Perhaps there is a psychological reason why I am attracted to the 80’s. I was a child in the 80’s and a teenager in the ‘90’s. So in the 80’s, sugar and toys were more than enough to manage my depression. Thus, anything 80’s related brings me back to those times. Ah, for the movies where one cop could go against an entire machine-gun wielding drug cartel with only pistol and a dream.

Josh and Depression Vs. The World: Day 36

I skipped doing this yesterday, and that’s wreaking havoc on my obsessive compulsive disorder. The night before last was terrible – I was awake all night with worries about… does it matter what I am worried about? Ten years ago, I was worried. Ten years before that, I was worried. I’ve always been worried. I have a feeling that, after I’m gone, somehow, there will still be worrying. If somebody walks over my grave, they’ll have a sudden urge to check to make sure they paid the gas bill.

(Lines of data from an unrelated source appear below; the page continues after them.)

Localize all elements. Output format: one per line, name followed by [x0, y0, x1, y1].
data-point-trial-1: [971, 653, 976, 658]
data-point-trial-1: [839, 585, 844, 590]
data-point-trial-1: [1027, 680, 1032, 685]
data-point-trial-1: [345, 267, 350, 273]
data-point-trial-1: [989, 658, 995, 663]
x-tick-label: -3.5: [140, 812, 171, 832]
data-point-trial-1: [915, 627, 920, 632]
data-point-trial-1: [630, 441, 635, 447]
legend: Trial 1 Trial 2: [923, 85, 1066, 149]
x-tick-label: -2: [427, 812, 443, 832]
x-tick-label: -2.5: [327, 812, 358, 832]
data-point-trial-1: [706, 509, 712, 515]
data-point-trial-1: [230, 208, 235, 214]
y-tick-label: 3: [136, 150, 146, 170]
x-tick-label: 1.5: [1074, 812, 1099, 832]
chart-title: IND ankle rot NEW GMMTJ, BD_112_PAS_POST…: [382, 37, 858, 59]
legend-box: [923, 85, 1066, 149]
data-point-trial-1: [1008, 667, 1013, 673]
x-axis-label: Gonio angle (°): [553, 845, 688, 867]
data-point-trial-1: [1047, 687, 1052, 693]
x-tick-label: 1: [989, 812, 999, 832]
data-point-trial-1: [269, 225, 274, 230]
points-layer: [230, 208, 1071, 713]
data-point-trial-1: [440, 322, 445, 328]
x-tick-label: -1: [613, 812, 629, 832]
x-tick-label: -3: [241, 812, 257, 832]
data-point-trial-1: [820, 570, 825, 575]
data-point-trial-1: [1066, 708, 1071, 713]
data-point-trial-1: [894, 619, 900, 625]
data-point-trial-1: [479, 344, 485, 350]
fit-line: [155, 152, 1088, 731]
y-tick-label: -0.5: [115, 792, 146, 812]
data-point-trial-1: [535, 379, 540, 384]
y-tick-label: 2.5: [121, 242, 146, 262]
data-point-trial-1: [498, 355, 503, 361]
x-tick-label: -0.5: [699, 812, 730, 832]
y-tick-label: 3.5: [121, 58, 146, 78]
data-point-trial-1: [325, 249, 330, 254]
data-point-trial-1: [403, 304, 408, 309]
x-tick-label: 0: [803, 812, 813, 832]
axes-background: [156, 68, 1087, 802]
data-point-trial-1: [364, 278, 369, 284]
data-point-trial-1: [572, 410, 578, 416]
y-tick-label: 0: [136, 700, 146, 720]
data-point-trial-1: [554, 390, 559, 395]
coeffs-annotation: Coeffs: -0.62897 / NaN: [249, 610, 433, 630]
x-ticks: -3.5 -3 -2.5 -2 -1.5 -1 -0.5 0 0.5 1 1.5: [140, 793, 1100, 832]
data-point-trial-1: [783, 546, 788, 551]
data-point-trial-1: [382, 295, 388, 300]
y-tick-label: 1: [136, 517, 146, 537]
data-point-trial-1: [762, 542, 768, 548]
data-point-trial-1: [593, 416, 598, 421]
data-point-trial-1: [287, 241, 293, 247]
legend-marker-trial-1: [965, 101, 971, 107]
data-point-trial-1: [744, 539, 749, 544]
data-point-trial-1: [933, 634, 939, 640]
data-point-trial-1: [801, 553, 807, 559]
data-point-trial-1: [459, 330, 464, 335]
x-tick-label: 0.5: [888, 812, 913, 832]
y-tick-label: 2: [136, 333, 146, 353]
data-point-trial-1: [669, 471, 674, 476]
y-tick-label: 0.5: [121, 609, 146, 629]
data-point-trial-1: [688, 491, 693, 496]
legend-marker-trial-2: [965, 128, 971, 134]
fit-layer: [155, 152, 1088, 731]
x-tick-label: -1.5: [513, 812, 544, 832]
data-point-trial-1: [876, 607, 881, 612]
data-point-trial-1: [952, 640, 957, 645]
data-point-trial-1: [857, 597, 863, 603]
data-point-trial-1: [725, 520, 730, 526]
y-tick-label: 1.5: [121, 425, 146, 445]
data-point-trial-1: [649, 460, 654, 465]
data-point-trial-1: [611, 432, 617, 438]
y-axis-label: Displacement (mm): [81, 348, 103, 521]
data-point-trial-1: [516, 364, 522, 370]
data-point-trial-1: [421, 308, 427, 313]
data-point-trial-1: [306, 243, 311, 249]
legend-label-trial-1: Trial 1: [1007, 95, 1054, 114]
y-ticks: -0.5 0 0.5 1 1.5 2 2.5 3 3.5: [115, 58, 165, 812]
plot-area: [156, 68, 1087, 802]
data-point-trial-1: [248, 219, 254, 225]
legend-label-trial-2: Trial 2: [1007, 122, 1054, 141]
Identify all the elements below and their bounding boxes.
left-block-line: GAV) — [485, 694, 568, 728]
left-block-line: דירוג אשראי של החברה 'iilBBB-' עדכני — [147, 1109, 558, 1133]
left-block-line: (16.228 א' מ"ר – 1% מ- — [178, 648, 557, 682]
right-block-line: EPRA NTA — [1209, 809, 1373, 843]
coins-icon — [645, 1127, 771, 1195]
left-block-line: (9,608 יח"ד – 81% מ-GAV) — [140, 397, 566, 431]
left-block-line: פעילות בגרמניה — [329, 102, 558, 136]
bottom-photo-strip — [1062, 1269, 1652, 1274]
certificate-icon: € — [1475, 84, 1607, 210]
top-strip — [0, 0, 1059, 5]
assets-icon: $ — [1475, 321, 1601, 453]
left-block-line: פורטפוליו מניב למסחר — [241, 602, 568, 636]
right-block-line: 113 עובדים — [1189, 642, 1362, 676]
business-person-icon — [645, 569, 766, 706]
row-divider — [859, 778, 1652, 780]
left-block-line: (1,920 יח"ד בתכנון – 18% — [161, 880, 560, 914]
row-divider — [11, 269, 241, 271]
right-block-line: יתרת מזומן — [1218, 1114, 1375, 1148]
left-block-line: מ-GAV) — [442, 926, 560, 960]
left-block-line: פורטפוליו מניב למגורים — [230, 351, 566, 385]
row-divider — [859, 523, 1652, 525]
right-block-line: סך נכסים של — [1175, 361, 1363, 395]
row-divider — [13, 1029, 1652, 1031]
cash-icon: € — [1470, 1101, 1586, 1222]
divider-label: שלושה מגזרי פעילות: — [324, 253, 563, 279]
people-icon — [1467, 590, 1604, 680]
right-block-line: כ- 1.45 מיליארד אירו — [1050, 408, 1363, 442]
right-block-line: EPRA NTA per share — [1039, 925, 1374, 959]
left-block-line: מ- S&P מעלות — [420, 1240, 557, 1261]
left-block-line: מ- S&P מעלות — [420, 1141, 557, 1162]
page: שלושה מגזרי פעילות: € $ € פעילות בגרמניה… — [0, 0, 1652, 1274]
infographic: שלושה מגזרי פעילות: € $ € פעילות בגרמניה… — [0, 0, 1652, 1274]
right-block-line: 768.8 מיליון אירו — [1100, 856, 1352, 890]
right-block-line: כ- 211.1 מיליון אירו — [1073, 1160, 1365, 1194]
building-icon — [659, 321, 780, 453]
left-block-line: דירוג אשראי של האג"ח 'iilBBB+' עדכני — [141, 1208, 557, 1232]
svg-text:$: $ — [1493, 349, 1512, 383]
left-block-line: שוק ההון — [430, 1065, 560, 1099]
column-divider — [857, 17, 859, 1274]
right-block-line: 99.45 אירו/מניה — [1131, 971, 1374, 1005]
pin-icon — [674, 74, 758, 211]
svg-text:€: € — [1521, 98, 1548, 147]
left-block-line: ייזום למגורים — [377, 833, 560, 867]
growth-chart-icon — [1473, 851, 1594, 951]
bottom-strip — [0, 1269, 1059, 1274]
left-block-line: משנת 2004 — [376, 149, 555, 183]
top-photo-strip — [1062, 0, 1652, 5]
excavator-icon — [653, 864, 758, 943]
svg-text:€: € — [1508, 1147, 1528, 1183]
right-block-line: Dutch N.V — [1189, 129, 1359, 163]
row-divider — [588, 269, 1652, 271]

I now begin to understand that the ability to relax is a comprehensive process that involves a degree of discipline. Or drugs. Frankly, the drugs path is probably the more realistic one. But I’m too afraid of becoming addicted. So I guess I’ll have to try to sit under the bodhi tree for seven years.

I’m feeling tired this morning. I had a dream that I was playing Jaques in As you Like It. Jaques is “melancholy.” He describes it as “a melancholy of my own, compounded of many simples, extracted from many objects, and indeed the sundry’s contemplation of my travels, in which my often rumination wraps me in a most humorous sadness.” Well, at least his sadness was humorous. He should be grateful. The Snyder sadness is 100% pure grain sadness.

I was also just thinking about zoos this morning, which doesn’t help my emotional outlook. I was reading an article about how a zoo in Egypt has been accused of painting a donkey to look like a zebra. I hate the concept of zoos to begin with. I know that I can’t tell exactly what animals are thinking and feeling, but I have a hunch they’d rather not be forced to look at us all day. Of course, I could be totally wrong – there could be some animals who would prefer to live in the zoo, and don’t mind being put on display. Perhaps, there are some animals who are like me, and hate nature – “we’ll take a cramped apartment over the African bush any day of the week.” So, I guess, for them, the zoo might be fine.

I remember a particular tiger who paced back and forth behind the glass. He (or she, I don’t know what sex it was) seemed frustrated to me. His thought seemed to be something like this “I want to kill and eat. I want to kill and eat. I want to kill and eat.” He looked mentally unhealthy. Why? Because he was isolated, confined, and not doing what he was built to do. The only difference between him and me is that I am the one imprisoning myself.